We spend plenty of time here on The Millions telling all of you what we’ve been reading, but we are also quite interested in hearing about what you’ve been reading. By looking at our Amazon stats, we can see what books Millions readers have been buying, and we decided it would be fun to use those stats to find out what books have been most popular with our readers in recent months. Below you’ll find our Millions Top Ten list for February.
|This Month||Last Month||Title||On List|
|1.||1.||Ulysses: An Illustrated Edition||2 months|
|2.||2.||The Morning Star||3 months|
|3.||3.||Cloud Cuckoo Land||5 months|
|4.||–||The Socratic Method: A Practitioner’s Handbook
|5.||5.||These Precious Days: Essays||4 months|
|6.||10.||When We Cease to Understand the World||2 months|
|7.||6.||The Penguin Modern Classics Book||2 months|
|8.||4.||The Book of Form and Emptiness||6 months|
|9.||9.||Matrix: A Novel||5 months|
|10.||7.||Beautiful World, Where Are You||5 months|
We joked last month that Ludwig Wittgenstein was on the cusp of reaching our site’s Hall of Fame, if only Tractatus Logico-Philosophicus placed on our Top Ten once more. (It has five months; it needs six.) The book’s been a Millions favorite since Ed Simon described it as “poetry that gestures beyond poetry.” Well, sorry Wittgenstein, but your work is among our “Near Misses,” so the wait continues. After 100 years, what’s another month?
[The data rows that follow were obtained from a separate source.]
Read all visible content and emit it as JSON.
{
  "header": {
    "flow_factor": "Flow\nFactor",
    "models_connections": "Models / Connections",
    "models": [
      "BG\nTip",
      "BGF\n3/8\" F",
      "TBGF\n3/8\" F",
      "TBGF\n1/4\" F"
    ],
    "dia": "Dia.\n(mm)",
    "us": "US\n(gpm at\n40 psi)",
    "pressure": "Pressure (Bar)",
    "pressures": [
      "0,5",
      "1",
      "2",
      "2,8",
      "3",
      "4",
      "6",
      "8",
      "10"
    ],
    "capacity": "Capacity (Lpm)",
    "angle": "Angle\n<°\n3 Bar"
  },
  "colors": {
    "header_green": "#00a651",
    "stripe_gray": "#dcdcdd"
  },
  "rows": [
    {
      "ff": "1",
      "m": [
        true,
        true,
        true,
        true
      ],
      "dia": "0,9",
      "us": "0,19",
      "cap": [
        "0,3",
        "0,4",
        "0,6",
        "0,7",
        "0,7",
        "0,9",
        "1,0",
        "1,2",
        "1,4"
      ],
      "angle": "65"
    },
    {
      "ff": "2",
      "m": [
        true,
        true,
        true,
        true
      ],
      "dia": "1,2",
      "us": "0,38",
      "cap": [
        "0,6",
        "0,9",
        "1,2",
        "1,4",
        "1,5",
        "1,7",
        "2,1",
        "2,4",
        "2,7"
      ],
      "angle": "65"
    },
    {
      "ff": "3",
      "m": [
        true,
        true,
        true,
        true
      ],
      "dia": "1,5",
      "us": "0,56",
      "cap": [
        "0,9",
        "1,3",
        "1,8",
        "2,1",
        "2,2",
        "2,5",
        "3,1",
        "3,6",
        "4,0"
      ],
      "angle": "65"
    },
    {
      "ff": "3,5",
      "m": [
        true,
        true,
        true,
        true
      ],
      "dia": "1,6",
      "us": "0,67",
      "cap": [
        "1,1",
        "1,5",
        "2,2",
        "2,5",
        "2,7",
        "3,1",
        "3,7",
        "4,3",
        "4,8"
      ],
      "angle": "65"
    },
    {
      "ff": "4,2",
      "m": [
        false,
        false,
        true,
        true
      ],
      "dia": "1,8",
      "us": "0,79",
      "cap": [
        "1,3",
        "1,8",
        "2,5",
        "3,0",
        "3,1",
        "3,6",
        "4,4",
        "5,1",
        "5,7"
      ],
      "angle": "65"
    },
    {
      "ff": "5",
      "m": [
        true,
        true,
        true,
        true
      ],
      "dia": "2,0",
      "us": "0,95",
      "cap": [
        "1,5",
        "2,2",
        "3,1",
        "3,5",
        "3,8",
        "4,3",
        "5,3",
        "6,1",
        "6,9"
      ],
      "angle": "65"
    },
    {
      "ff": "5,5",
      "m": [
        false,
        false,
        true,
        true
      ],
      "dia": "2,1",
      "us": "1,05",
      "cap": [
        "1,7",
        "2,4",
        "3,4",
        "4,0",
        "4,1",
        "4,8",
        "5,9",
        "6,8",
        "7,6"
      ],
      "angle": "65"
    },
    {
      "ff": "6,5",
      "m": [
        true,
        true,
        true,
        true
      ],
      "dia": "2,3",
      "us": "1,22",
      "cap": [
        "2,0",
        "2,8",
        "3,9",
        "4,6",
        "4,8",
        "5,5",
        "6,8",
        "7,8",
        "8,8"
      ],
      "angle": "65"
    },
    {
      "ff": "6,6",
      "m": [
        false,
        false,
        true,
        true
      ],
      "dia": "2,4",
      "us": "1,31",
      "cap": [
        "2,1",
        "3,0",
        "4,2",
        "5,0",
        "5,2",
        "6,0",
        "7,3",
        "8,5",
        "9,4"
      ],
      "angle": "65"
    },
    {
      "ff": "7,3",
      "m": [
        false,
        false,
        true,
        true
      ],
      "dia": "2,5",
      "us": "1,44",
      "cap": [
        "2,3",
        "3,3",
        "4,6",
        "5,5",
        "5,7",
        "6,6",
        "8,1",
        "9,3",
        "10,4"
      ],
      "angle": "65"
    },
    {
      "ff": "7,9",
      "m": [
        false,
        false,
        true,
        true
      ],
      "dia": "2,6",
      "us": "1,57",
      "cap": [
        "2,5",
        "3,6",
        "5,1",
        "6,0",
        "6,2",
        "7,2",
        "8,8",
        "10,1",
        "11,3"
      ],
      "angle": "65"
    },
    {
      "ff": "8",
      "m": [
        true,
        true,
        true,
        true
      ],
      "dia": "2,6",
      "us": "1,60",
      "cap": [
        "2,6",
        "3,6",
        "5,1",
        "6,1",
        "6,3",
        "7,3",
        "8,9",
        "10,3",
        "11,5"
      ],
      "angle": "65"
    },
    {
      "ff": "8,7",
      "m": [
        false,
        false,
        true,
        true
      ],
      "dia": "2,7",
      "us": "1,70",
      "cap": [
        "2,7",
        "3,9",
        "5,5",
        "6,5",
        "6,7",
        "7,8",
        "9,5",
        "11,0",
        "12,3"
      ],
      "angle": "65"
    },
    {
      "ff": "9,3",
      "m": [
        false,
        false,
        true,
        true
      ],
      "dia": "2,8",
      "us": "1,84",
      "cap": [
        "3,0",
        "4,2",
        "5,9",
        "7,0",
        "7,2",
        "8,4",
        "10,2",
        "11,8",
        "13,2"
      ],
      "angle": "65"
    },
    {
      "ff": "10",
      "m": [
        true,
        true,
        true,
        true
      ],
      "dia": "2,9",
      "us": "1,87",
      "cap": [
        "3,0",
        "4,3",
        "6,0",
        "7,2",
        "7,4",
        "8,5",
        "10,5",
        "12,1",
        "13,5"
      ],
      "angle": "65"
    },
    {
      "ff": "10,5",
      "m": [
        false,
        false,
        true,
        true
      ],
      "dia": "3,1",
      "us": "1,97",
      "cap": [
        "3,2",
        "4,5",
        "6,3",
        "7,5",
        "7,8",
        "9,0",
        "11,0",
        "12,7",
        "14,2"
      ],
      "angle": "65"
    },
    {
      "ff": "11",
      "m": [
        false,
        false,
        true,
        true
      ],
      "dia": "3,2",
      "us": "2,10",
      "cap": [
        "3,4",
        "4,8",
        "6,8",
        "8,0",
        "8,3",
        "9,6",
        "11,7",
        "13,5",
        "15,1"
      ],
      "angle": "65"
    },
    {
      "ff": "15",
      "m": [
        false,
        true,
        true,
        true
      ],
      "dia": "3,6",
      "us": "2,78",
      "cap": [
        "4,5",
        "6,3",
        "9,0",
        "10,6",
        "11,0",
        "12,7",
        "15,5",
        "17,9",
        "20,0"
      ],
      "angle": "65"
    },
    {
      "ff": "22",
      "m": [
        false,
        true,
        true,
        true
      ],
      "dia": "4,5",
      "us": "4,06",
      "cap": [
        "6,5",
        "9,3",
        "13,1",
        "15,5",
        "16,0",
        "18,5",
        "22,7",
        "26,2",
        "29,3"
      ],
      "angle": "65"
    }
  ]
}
In any event, it’s not surprising to see Ward Farnsworth’s The Socratic Method: A Practitioner’s Handbook on this month’s list. Once again, it’s Ed Simon’s fault. A couple weeks ago, in a piece where he called Socrates a “schmuck,” Simon drew a through-line from the Greek philosopher into Larry David, Twitter, and so much of “what ails the body politic.”
Meanwhile, The Other Press’s illustrated edition of Ulysses, which features art by Eduardo Arroyo, holds the top spot on this month’s list—fitting for the centennial of James Joyce’s original. (Now that I think of it, what is it with Millions readers and works from 1922?)
This month we also saw Benjamín Labutut’s When We Cease to Understand the World rise four spots from 10th to sixth. This book on the relationship between genius, madness, and the observable world is unlike anything I’ve read. It would not shock me, Heisenberg, or Schrödinger, to see it rise more or drop off the list completely—perhaps both at once, if you catch my drift.